Thursday, March 14, 2013

a japanese folk tale: the boy who drew cats

. . .The boy learned quickly what the old priest taught him, and was very obedient in most things. But he had one fault. He liked to draw cats during study-hours, and to draw cats even where cats ought not to have been drawn at all. Whenever he found himself alone, he drew cats. He drew them on the margins of the priest's books, and on all the screens of the temple, and on the walls, and on the pillars. Several times the priest told him this was not right; but he did not stop drawing cats. He drew them because he could not really help it. . .

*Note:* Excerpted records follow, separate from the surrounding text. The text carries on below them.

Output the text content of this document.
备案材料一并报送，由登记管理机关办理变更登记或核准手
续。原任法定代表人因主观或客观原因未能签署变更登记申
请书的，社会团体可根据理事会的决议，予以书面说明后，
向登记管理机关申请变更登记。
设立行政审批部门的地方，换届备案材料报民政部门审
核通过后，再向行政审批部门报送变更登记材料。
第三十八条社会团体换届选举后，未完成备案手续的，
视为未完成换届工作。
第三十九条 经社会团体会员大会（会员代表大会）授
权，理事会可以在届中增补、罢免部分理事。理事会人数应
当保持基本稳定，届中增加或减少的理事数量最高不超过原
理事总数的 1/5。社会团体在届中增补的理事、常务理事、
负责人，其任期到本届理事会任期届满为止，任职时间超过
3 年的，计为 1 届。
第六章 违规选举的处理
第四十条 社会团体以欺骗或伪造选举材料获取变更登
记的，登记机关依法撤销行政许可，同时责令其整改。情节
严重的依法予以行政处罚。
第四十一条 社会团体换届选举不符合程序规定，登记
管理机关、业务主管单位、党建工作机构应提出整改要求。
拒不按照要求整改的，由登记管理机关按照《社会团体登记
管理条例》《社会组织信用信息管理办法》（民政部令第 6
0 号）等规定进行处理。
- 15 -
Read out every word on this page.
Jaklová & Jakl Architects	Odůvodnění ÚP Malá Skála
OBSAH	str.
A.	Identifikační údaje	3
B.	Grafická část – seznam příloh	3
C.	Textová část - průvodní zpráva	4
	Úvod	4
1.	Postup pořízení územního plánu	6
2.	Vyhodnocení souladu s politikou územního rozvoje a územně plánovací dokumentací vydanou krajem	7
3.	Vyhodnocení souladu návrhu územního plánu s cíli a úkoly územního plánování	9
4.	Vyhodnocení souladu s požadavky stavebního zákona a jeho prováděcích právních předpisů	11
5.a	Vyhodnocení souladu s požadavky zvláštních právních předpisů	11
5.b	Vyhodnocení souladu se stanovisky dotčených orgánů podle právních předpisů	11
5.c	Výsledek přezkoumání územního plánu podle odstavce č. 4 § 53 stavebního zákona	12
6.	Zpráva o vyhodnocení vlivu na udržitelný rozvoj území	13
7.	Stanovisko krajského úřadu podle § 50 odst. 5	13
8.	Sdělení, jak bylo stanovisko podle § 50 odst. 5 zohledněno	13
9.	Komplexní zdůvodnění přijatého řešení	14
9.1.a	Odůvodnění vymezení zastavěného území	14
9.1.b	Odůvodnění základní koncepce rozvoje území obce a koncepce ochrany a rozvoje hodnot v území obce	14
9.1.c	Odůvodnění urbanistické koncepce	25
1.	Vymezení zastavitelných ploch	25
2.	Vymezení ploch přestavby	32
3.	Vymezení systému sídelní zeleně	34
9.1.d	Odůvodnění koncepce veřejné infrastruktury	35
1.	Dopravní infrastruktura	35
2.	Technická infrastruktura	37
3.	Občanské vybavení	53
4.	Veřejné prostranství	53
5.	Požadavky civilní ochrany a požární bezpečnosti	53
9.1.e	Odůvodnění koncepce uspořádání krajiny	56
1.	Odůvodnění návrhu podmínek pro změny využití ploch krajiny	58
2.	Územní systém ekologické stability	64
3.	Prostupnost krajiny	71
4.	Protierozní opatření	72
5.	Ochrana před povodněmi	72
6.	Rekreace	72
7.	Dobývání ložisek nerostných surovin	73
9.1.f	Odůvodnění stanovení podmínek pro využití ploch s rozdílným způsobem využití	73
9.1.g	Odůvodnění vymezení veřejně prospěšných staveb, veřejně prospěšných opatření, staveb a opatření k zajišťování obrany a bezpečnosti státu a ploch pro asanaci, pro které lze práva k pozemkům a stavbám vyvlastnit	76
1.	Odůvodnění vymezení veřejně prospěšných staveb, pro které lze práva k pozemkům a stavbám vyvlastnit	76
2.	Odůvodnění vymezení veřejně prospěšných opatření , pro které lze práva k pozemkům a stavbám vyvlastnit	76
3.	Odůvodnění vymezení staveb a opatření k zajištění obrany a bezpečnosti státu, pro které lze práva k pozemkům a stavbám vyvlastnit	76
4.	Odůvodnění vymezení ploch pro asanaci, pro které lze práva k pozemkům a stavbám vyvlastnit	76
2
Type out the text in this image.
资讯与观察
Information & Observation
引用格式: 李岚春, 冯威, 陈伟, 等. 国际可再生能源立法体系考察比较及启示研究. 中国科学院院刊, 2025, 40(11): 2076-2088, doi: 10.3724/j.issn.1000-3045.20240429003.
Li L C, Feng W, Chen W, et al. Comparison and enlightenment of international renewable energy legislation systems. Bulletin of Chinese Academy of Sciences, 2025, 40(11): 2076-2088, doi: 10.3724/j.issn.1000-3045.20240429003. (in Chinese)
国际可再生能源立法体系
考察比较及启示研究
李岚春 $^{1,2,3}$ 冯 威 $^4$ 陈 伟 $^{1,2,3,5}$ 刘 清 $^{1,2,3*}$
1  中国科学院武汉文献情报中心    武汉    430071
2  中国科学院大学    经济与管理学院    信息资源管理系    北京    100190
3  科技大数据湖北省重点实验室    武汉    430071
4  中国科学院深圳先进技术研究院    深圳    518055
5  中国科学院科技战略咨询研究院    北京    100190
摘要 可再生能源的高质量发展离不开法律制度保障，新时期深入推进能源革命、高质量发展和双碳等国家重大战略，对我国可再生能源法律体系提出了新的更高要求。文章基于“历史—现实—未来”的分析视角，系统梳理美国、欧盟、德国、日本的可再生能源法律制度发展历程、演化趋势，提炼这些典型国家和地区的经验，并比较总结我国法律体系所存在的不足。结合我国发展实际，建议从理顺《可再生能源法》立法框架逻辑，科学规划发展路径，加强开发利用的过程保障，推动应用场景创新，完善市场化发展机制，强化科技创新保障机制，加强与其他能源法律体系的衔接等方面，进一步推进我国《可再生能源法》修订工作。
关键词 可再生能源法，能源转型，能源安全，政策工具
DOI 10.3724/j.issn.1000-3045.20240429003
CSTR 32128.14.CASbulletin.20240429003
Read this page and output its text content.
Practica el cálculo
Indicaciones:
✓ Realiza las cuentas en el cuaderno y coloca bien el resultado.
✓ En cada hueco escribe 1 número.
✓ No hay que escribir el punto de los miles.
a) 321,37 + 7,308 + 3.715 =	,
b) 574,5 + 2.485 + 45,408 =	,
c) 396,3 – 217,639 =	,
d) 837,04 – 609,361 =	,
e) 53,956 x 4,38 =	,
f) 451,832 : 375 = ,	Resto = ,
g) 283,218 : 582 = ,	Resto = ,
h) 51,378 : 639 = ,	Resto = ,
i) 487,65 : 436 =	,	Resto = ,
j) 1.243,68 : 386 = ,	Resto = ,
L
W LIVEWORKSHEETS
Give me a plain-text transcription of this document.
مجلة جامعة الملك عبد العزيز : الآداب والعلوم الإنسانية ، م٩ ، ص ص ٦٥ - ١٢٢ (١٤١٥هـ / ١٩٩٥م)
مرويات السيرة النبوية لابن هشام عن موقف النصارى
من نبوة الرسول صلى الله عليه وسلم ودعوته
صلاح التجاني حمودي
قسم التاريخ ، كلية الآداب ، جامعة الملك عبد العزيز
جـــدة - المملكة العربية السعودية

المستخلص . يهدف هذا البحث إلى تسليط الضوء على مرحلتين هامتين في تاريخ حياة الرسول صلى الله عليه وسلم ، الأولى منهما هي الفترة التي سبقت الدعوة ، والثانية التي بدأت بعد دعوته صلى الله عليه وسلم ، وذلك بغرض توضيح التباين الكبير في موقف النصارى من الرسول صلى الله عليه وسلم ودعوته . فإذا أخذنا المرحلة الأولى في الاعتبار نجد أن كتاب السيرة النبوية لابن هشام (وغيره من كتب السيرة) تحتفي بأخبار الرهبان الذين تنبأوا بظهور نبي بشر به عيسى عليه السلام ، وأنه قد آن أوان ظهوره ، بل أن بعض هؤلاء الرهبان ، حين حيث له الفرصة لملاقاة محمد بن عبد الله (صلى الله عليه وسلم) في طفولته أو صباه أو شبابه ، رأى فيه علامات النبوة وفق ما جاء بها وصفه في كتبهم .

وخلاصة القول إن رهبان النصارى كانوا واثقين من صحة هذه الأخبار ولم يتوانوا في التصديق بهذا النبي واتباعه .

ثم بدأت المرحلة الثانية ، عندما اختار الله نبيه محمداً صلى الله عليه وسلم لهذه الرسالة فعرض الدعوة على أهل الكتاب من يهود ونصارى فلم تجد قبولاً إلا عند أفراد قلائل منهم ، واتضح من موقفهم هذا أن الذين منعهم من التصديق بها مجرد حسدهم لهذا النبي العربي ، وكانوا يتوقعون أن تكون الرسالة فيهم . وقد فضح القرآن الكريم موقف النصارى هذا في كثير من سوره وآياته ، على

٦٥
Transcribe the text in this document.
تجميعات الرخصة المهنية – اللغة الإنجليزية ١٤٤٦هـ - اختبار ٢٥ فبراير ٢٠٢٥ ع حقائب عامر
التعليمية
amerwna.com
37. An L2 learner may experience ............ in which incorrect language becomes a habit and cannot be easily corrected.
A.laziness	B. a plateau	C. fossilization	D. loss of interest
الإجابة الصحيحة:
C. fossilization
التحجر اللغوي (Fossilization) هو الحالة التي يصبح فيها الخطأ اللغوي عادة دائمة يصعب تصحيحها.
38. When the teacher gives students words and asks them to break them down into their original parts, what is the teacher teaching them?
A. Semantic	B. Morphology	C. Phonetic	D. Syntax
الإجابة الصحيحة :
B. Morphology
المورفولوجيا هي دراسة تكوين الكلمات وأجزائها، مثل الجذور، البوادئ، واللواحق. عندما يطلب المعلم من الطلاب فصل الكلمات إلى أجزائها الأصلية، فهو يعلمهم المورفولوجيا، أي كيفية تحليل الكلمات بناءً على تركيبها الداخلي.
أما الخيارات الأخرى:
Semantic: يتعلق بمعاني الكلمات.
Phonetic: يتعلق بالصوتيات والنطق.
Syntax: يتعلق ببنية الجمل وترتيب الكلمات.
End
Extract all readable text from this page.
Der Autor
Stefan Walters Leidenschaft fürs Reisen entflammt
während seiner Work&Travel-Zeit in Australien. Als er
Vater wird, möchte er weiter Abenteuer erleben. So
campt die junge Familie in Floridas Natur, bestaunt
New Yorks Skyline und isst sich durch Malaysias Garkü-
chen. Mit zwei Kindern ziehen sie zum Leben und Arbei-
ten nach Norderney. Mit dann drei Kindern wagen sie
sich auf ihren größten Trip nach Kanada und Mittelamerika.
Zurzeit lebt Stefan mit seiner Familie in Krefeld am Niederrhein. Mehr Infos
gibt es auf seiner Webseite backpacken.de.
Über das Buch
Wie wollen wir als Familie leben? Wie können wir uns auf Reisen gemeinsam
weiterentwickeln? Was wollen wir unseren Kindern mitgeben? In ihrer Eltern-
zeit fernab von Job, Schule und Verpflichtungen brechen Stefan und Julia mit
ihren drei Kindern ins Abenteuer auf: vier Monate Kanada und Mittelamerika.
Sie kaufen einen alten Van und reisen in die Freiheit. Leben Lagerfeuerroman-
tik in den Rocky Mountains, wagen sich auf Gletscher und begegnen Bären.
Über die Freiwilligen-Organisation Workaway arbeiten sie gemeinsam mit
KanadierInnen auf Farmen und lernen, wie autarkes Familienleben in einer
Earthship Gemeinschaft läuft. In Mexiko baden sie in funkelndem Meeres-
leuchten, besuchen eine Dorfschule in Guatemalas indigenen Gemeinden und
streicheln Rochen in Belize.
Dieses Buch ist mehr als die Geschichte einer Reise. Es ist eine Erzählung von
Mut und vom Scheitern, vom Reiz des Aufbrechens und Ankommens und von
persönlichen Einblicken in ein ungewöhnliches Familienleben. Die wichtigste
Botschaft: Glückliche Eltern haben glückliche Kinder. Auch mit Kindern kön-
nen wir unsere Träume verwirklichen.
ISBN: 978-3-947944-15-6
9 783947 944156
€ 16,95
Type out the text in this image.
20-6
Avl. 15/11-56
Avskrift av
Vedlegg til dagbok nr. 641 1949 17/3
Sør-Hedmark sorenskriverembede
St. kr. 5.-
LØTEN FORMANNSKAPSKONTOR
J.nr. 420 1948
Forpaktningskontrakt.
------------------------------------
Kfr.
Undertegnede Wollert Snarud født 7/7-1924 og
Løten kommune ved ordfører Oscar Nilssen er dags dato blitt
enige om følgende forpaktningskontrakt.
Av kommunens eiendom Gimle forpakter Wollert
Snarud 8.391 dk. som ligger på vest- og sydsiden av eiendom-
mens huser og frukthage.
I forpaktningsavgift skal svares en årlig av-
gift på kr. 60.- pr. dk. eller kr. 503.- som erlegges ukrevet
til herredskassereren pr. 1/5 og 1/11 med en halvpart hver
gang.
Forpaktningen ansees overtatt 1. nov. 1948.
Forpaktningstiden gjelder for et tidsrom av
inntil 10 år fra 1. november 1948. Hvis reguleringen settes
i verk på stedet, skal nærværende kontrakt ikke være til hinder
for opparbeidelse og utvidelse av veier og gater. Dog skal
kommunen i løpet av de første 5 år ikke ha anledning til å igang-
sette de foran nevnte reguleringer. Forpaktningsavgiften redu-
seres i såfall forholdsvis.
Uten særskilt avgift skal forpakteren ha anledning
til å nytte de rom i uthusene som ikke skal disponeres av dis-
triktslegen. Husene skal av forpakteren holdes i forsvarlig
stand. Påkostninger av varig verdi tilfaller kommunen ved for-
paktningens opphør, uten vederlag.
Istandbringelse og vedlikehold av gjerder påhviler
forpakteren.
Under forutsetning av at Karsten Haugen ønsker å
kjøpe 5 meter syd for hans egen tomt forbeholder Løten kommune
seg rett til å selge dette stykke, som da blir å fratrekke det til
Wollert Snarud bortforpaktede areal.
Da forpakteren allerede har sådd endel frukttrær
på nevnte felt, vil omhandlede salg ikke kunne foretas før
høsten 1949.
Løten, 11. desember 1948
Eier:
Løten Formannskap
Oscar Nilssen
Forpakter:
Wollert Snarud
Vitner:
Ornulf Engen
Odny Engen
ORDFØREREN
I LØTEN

A little boy grows up among his farming family.  He is very smart, but he is thoughtful rather than strong, and not robust.  His family loves him, but they think perhaps he would do better as a priest, so they take him to a temple to learn that life.  As the above snippet indicates, though, the little boy is above all else an artist.  What he loves more than anything else is to draw cats.  Does this work for the temple? No.  Does this work for the boy?  Eventually, yes, it does, and he becomes a hero of sorts.
"The Boy Who Drew Cats" is a Japanese folktale translated by the cultural writer Lafcadio Hearn in 1898. To read the whole story and learn how the cats came through for their creator, visit this pretty page.

1 comment:

parlance said...

What a fabulous tale (literally, lol). I love it. For some reason it reminds me of the tale of Giotto, who was a shepherd boy who drew pictures in the dust.